I was asked to do a work in C when I'm supposed to read from input until there's a space and then until the user presses enter. If I do this:
scanf("%2000s %2000s", a, b);
It will follow the 1st rule but not the 2nd.
If I write:
I am smart
What I get is equivalent to:
a = "I";
b = "am";
But It should be:
a = "I";
b = "am smart";
I already tried:
scanf("%2000s %2000[^\n]\n", a, b);
and
scanf("%2000s %2000[^\0]\0", a, b);
In the 1st one, it waits for the user to press Ctrl+D (to send EOF) and that's not what I want. In the 2nd one, it won't compile. According to the compiler:
warning: no closing ‘]’ for ‘%[’ format
Any good way to solve this?
scanf
(and cousins) have one slightly strange characteristic: white space in (most placed in) the format string matches an arbitrary amount of white space in the input.

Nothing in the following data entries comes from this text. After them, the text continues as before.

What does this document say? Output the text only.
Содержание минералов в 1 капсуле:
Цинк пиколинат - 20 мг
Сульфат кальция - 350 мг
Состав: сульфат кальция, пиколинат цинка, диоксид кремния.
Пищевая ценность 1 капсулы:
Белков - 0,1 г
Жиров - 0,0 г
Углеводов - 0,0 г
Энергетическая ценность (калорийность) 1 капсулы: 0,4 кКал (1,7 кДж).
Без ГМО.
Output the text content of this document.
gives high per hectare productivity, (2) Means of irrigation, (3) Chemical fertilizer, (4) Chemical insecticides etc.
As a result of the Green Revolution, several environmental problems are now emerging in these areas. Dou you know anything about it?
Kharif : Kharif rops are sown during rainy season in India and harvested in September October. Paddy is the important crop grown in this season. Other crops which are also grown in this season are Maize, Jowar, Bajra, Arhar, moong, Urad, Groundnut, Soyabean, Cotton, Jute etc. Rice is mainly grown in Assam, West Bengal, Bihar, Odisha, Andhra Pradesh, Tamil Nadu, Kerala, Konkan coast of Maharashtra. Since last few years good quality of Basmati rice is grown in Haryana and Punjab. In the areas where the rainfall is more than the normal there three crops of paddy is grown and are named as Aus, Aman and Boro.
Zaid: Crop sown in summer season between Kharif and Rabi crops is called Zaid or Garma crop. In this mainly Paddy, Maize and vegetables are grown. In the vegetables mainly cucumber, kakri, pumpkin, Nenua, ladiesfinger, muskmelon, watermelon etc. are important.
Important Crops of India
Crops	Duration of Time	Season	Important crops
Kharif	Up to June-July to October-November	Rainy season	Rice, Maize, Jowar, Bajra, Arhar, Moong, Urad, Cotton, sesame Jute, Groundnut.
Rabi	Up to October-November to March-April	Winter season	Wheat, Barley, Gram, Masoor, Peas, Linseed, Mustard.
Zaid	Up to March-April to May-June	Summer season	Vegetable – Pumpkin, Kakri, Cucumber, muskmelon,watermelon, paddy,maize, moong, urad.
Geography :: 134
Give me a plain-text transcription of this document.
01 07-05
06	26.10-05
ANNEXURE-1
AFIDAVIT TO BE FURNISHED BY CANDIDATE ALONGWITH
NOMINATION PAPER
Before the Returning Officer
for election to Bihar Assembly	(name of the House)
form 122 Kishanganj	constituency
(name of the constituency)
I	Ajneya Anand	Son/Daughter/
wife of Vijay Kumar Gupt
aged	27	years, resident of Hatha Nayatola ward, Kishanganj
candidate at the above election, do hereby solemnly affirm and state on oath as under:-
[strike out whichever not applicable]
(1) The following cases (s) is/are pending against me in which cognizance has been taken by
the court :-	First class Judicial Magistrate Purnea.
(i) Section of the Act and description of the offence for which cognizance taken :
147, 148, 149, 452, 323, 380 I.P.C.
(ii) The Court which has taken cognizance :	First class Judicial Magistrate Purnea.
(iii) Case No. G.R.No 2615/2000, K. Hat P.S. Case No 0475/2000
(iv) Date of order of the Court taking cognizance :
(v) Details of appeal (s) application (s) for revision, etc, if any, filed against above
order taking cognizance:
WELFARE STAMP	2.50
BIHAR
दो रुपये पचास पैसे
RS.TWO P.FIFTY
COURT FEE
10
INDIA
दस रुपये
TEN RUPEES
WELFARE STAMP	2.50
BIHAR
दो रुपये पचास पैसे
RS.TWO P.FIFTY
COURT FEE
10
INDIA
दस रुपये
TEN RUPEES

As it happens, at least in the default "C" locale, a new-line is classified as white space.
This means the trailing '\n'
is trying to match not only a new-line, but any succeeding white-space as well. It won't be considered matched until you signal the end of the input, or else enter some non-white space character.
One way to deal with that is something like this:
scanf("%2000s %2000[^\n]%c", a, b, c);
if (c=='\n')
// we read the whole line
else
// the rest of the line was more than 2000 characters long. `c` contains a
// character from the input, and there's potentially more after that as well.
Depending on the situation, you might also want to check the return value from scanf
, which tells you the number of conversions that were successful. In this case, you'd be looking for 3
to indicate that all the conversions were successful.